As if on cue, India’s “weathercock strategists” — a delectable phrase coined by Jawed Naqvi, the Delhi correspondent of the Pakistani newspaper Dawn — began chiming in, about how with a slightly modified moniker this ‘coalition of democracies’ would serve India’s purpose. It is, however, a line External Affairs Minister S. Jaishankar indicated the Modi government is a little chary of. He told a web audience at the ‘Mindmine Summit’ last week that while the ‘era of great caution and …greater dependence on multilateralism…is behind us”, the consequence of the US ‘repositioning’ itself and of the American security ‘umbrella’ becoming ‘smaller, less thick’ is that it has ‘allowed other countries to play more autonomous roles’.
Apparently, he sees India as a ‘middle power’ in such a role; the confusion and lack of clarity is about just how autonomously the Modi government wants the country to act, in Jaishankar’s words, in ‘a multipolar world with strong bipolar characteristics.’ The problem is, based on its record, reflexively siding with the US seems to be its default position that has alienated old friends (Russia, Iran) and ill-served the national interest.
The issue is this: Can any ‘alliance’ or ‘coalition’ of democracies be conceived or imagined without India in it? Absolutely not. So, there’s no real policy premium or material profit in joining a group mooted by the US which, as the dominant power, will decide the norms for intra-coalition affairs and dictate the rules of engagement with non-democratic adversaries of its choice. But there’s every incentive for India in this situation to remain in its own orbit, pursue its goals unimpaired by America’s do’s and don’ts, and leverage its participation for a price in such coalitions as promote its cause and keep away from moves detrimental to its interests.
Given that India’s perception of the China threat is more in line with those of the nations on the latter’s periphery, it makes more sense to alight on a security scheme organic to the extended region. Such as a Modified Quadrilateral or Mod Quad of India, Japan, a cell of Southeast Asian nations, and Australia in which the US, as the extra-territorial power balancer in the Indo-Pacific, can opt in or opt out. This is better than sticking with the Quadrilateral involving America, where its readiness for military confrontation is in inverse proportion to China’s growing military prowess.

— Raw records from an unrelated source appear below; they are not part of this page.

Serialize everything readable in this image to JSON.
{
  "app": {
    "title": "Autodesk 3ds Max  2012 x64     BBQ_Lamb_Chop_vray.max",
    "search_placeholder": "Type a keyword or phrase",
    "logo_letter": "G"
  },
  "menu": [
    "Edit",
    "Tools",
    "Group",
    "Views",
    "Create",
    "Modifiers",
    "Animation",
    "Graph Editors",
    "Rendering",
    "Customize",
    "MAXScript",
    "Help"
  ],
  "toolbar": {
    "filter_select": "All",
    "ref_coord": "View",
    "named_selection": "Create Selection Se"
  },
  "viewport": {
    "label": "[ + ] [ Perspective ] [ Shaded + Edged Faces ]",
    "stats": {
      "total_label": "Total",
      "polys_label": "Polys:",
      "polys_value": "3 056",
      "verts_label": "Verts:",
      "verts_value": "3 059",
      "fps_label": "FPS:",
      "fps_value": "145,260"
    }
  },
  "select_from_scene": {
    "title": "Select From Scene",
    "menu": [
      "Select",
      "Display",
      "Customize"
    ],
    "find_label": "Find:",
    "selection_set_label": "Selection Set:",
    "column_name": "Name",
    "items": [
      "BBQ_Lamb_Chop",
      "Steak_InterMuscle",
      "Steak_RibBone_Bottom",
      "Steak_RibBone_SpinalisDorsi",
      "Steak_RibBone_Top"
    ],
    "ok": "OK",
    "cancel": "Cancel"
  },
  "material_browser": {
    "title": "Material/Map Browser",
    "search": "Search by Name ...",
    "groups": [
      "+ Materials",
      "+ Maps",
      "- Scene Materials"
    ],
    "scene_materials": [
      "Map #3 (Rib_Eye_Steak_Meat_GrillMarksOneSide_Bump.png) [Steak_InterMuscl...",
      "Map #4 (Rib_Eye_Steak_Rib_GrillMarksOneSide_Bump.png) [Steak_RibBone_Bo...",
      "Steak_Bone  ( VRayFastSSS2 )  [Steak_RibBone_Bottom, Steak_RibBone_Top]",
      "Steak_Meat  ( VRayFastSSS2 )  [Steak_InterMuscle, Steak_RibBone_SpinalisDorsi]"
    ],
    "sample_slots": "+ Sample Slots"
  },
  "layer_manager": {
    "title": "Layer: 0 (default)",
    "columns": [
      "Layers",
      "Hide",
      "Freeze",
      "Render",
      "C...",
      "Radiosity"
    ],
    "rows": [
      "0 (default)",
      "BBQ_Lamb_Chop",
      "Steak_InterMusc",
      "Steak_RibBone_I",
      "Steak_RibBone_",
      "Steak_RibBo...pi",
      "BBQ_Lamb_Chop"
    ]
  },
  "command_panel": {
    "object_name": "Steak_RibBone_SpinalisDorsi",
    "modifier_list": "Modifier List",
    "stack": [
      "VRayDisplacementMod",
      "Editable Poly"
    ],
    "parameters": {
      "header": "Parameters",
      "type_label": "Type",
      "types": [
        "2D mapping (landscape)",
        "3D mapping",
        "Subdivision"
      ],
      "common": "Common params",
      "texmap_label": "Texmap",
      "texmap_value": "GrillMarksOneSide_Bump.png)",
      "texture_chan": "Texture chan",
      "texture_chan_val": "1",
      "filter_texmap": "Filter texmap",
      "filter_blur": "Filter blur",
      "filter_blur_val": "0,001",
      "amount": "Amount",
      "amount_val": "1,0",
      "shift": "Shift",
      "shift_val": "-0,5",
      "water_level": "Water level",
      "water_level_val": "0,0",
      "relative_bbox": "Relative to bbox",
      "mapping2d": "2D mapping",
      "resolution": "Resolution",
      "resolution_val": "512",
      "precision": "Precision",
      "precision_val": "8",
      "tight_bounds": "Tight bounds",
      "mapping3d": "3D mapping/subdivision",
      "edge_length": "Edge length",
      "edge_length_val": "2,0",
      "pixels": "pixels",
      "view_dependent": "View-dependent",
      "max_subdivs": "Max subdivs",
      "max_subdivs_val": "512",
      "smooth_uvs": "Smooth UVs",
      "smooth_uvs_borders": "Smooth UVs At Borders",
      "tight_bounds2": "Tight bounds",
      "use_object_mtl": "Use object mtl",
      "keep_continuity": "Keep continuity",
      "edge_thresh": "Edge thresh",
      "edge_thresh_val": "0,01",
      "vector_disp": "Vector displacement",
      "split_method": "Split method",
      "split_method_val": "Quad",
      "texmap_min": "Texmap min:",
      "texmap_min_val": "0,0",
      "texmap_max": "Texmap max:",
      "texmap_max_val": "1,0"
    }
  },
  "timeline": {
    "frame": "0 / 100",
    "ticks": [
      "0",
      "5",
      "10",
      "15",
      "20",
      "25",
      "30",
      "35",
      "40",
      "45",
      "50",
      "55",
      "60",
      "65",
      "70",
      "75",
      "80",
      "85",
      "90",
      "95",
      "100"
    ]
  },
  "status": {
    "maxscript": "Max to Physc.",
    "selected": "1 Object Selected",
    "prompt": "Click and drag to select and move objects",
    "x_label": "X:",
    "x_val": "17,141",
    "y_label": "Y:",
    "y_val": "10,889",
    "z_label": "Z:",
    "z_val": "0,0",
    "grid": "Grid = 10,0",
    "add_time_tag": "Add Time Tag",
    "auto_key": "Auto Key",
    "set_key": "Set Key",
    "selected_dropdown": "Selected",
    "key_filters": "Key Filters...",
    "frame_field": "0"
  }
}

The Mod Quad would allow India the latitude, for instance, independently to arm Vietnam, Philippines and Indonesia with strategic weapons, and to otherwise operate jointly with Japan, Australia, and the regional states with the most stakes in it, to curb China’s hegemonic tendencies.
The oceanic expanse separating China and the US, and the contiguous disputed land borders and narrow seas separating China and the Mod Quad members make for quite different security dynamics. As evidence of the distinct sets of interests and motivations at work, consider the clash in eastern Ladakh. The US has done precious little to help.
The deployment of two aircraft carrier task groups in the Philippine Sea pertained to the South China Sea and the Taiwan Strait but was misrepresented by the Indian media as a gesture of support. And the Passing Exercise in the Andaman Sea with a couple of Indian warships by one of the carrier groups returning to its Bahrain base, was of no great value.